While Kern River Tours and Kern River Outfitters didn’t run trips last year either, at least one outfitter is making do.
Sierra South, says the company’s Ann Beman, plans to begin offering raft trips as soon as the water cooperates, probably by mid-April. “They’ll be mellow, low-water rafting trip,” says Beman, adding that they’ll also be offering low-water inflatable kayaking trips as long as they can, likely from now until July 4, if water levels behave as they did last year. “Once the rafting and IKing end, we’ll go full-bore into tube rentals and shuttles,” she says, adding that they also rent SUPs for lake use. “There’s no better place to be than on the water up here in the summer. Snow levels are less than those of the last two years, but close enough to last year’s totals that we’re using the 2014 season as a predictor.”

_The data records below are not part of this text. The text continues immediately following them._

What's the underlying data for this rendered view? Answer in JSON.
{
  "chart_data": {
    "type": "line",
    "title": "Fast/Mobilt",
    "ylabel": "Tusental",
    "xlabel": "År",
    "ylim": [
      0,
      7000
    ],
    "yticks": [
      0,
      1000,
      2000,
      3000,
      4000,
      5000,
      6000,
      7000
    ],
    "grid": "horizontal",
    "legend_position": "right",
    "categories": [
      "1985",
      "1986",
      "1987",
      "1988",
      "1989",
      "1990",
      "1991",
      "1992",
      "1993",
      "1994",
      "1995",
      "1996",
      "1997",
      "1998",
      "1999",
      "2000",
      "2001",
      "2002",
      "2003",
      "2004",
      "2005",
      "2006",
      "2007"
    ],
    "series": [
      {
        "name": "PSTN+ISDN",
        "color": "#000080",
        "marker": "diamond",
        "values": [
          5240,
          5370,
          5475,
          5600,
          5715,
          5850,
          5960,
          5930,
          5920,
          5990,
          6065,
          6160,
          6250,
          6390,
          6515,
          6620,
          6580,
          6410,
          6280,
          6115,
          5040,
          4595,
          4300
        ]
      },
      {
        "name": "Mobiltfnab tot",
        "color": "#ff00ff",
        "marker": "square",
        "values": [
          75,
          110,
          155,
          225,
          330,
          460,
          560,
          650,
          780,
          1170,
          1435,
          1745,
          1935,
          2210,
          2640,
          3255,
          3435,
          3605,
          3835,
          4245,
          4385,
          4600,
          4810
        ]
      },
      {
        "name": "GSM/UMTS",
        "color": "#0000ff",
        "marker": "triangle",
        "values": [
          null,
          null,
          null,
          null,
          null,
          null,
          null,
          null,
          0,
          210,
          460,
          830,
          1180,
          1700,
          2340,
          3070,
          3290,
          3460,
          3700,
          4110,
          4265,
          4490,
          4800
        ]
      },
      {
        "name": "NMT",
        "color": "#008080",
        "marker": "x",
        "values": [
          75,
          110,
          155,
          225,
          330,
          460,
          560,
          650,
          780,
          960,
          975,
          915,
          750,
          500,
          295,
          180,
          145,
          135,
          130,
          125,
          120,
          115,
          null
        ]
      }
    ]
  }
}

While the drought may affect tourism, other area businesses are still hopeful their numbers will hold up. “Luckily, people still drink,” says Olympic slalom kayaker Eric Giddens, who owns and runs Kern River Brewing Co. with his wife and fellow Olympian Rebecca. “But it’s worse this year than last, and a bummer for the whole town.”
Giddens adds that Lake Isabella is getting lower and lower, such that “once lakeside buildings are now dirtside.” This means that the run below the lake is in jeopardy also. He adds that even now, typical high runoff season, you can barely get down the river in a kayak and that “it might not even get above 400 cfs this season, typically the bare bones minimum you need to get down it.”

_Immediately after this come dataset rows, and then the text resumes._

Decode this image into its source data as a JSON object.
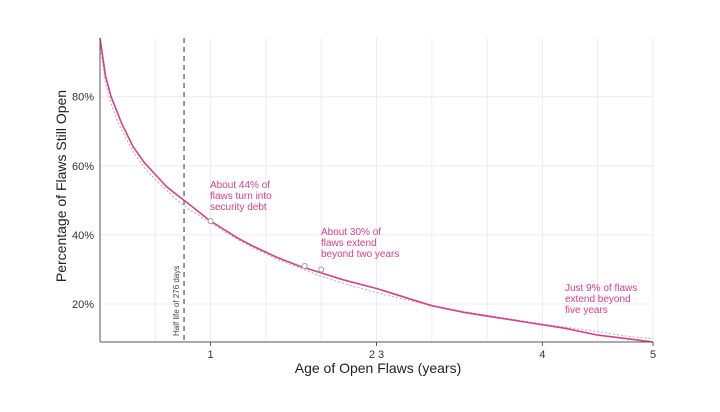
{
  "colors": {
    "curve": "#d6408a",
    "fit": "#b8b8b8",
    "grid": "#ececec",
    "axis": "#555555",
    "halflife_line": "#777777",
    "annotation": "#d6408a"
  },
  "chart_data": {
    "type": "line",
    "xlabel": "Age of Open Flaws (years)",
    "ylabel": "Percentage of Flaws Still Open",
    "xlim": [
      0,
      5
    ],
    "ylim": [
      0.09,
      0.97
    ],
    "x_ticks": [
      {
        "value": 1,
        "label": "1"
      },
      {
        "value": 2.5,
        "label": "2 3"
      },
      {
        "value": 4,
        "label": "4"
      },
      {
        "value": 5,
        "label": "5"
      }
    ],
    "y_ticks": [
      {
        "value": 0.2,
        "label": "20%"
      },
      {
        "value": 0.4,
        "label": "40%"
      },
      {
        "value": 0.6,
        "label": "60%"
      },
      {
        "value": 0.8,
        "label": "80%"
      }
    ],
    "grid": true,
    "series": [
      {
        "x": [
          0,
          0.05,
          0.1,
          0.15,
          0.2,
          0.3,
          0.4,
          0.5,
          0.6,
          0.7,
          0.76,
          0.8,
          0.9,
          1.0,
          1.1,
          1.25,
          1.4,
          1.6,
          1.8,
          2.0,
          2.2,
          2.5,
          2.8,
          3.0,
          3.3,
          3.6,
          3.9,
          4.2,
          4.5,
          4.8,
          5.0
        ],
        "y": [
          0.97,
          0.86,
          0.8,
          0.76,
          0.72,
          0.655,
          0.61,
          0.575,
          0.54,
          0.515,
          0.5,
          0.49,
          0.465,
          0.44,
          0.42,
          0.39,
          0.365,
          0.335,
          0.31,
          0.29,
          0.27,
          0.245,
          0.215,
          0.195,
          0.175,
          0.16,
          0.145,
          0.13,
          0.11,
          0.098,
          0.09
        ]
      },
      {
        "x": [
          0,
          0.05,
          0.1,
          0.15,
          0.2,
          0.3,
          0.4,
          0.5,
          0.6,
          0.7,
          0.8,
          0.9,
          1.0,
          1.2,
          1.4,
          1.6,
          1.8,
          2.0,
          2.3,
          2.6,
          3.0,
          3.3,
          3.6,
          3.9,
          4.2,
          4.5,
          4.8,
          5.0
        ],
        "y": [
          0.95,
          0.84,
          0.78,
          0.735,
          0.7,
          0.64,
          0.595,
          0.56,
          0.53,
          0.5,
          0.475,
          0.455,
          0.435,
          0.395,
          0.36,
          0.33,
          0.305,
          0.28,
          0.25,
          0.225,
          0.195,
          0.178,
          0.162,
          0.147,
          0.133,
          0.12,
          0.105,
          0.1
        ]
      }
    ],
    "halflife": {
      "x": 0.76,
      "label": "Half life of 276 days"
    },
    "annotations": [
      {
        "x": 1.0,
        "y": 0.44,
        "lines": [
          "About 44% of",
          "flaws turn into",
          "security debt"
        ]
      },
      {
        "x": 2.0,
        "y": 0.3,
        "lines": [
          "About 30% of",
          "flaws extend",
          "beyond two years"
        ]
      },
      {
        "x": 5.0,
        "y": 0.09,
        "lines": [
          "Just 9% of flaws",
          "extend beyond",
          "five years"
        ]
      }
    ],
    "markers": [
      {
        "x": 1.0,
        "y": 0.44
      },
      {
        "x": 1.85,
        "y": 0.31
      },
      {
        "x": 2.0,
        "y": 0.3
      }
    ]
  }
}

While Giddens admits it might well have an effect on his brewery business with fewer visitors in town, he’s worried about paddling more than profit. “Our company keeps growing every year, even last year,” he says, adding that they’re currently building a new brewery behind their existing one and investing in a water-treatment system so they can re-use water. “But we’re always waiting for that one year when we don’t grow.”

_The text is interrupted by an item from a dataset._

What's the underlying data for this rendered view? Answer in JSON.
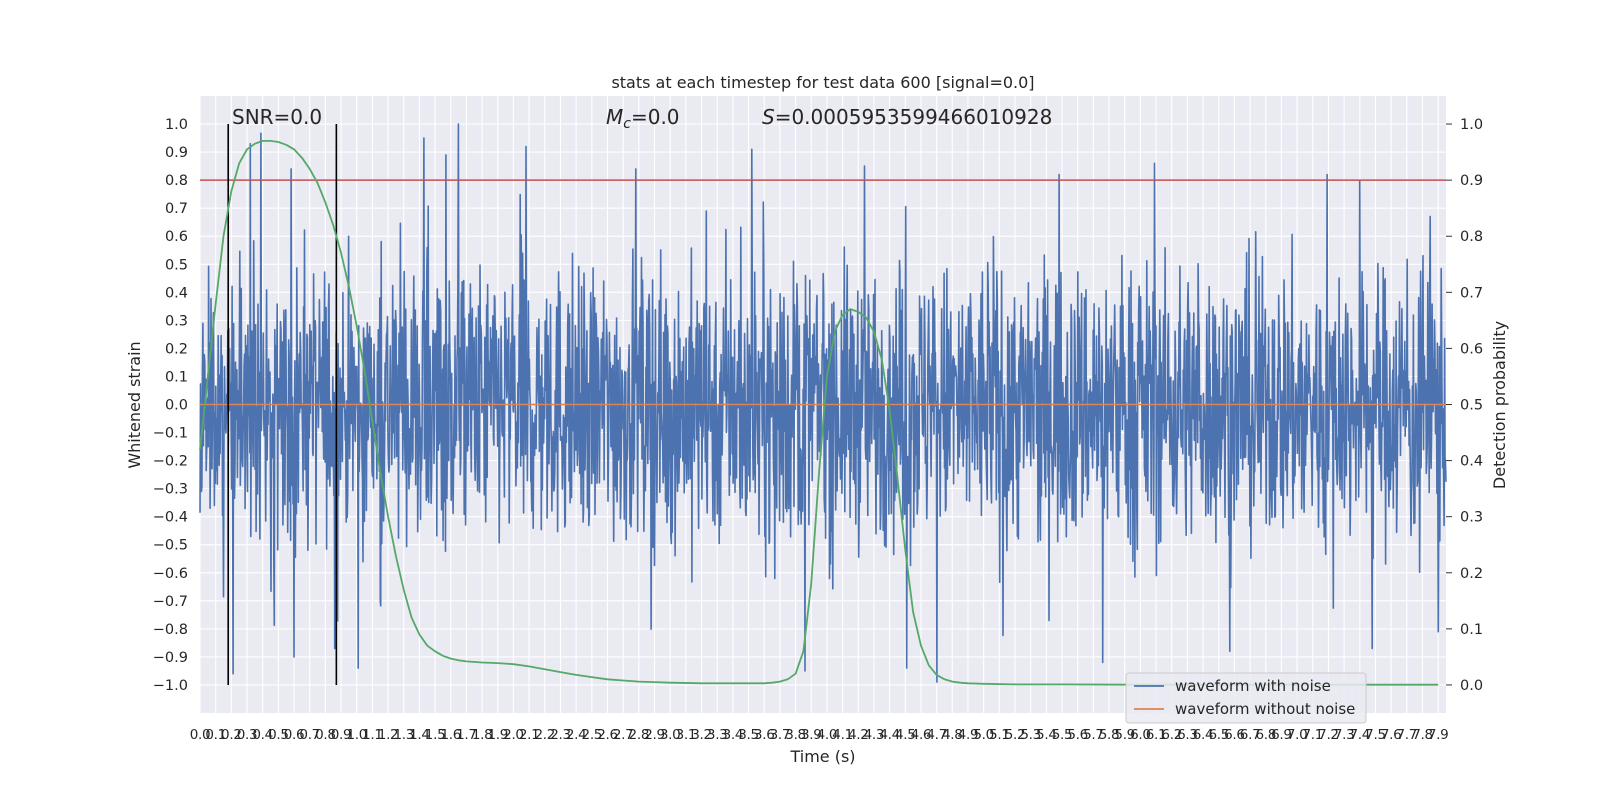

But it really bothers him that he can’t go out and take his noon paddling lap. “It’s why we’re here,” he says. “Usually, between the Upper and Lower Kern you’re boating from April through September. Now we might not get any at all. And there’s no where else to go. The whole state is dismal. We need a big water year, and we need it soon.” Further illustrating the state of affairs, he adds that the state is asking people to not boil their Easter eggs this year.
Water officials say the lake levels are so low because it was already drained as low as possible last year, and this year’s lack of snowfall exasperated things. In fact, officials don’t even have models for how to operate the river at this level, putting outfitters in a lurch with many bowing out instead of trying to patchwork trips together.
“The operating levels last year were just comical,” River’s End owner Darron Nilsson told the Bakersfield California. “If I tried again this year, I think I’d be hurting my business in the long term with people thinking this is all the Kern has to offer.”
Beside Sierra South, other outfitters who do plan to give operations a go this year include Whitewater Voyages and Mountain & River Adventures, who hope to focus their efforts on a scenic section just below the main Lake Isabella dam. But that’s a far cry from what the river corridor is usually able to offer customers.
Still, like river runners everywhere who learn to go with the flow, most involved are staying open-minded. Says Moore: “We’re one year closer to the next wet year.”